Ray Dalio’s Bridgewater Associates is betting at least $5.7 billion that European stocks will fall, making the hedge fund the largest short-seller in the region, according to Bloomberg.

The wager includes a $1 billion position against semiconductor company ASML Holding as well as a $752 million bet against TotalEnergies.

In total, Bridgewater has 18 short bets against European companies, but Bloomberg noted the positions could be even larger, as investment firms aren’t required to disclose smaller bets.

In addition, the positions could be part of a broader hedging strategy for the firm, as it isn’t yet clear if the goal is purely to profit from slumping stocks. 

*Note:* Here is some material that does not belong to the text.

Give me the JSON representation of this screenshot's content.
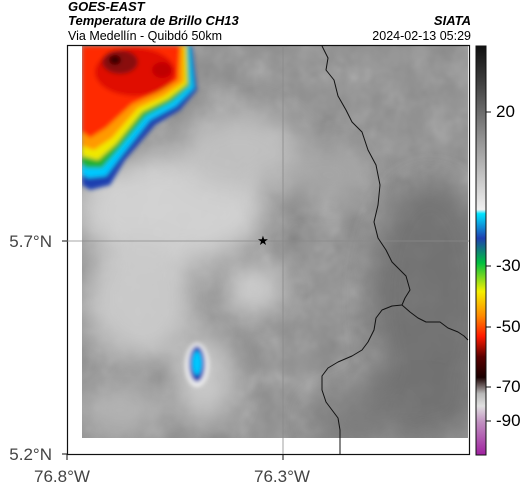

Bridgewater’s European short-selling follows even bigger wagers in recent years. In 2020, it made a $14 billion bet against stocks there after building a $22 billion short position in 2018.

In the current market environment, Dalio has urged investors to stay away from cash amid high inflation, and also warned that stocks looked even less promising.

“Of course cash is still trash,” Dalio told CNBC in May. He added, “equities are trashier,” and that “real-return assets” are the best investments.

In a Thursday interview with newspaper La Repubblica, Dalio explained that he’s turning to assets that can protect against inflation, while avoiding debt assets and countries that could be hit by geopolitical turmoil.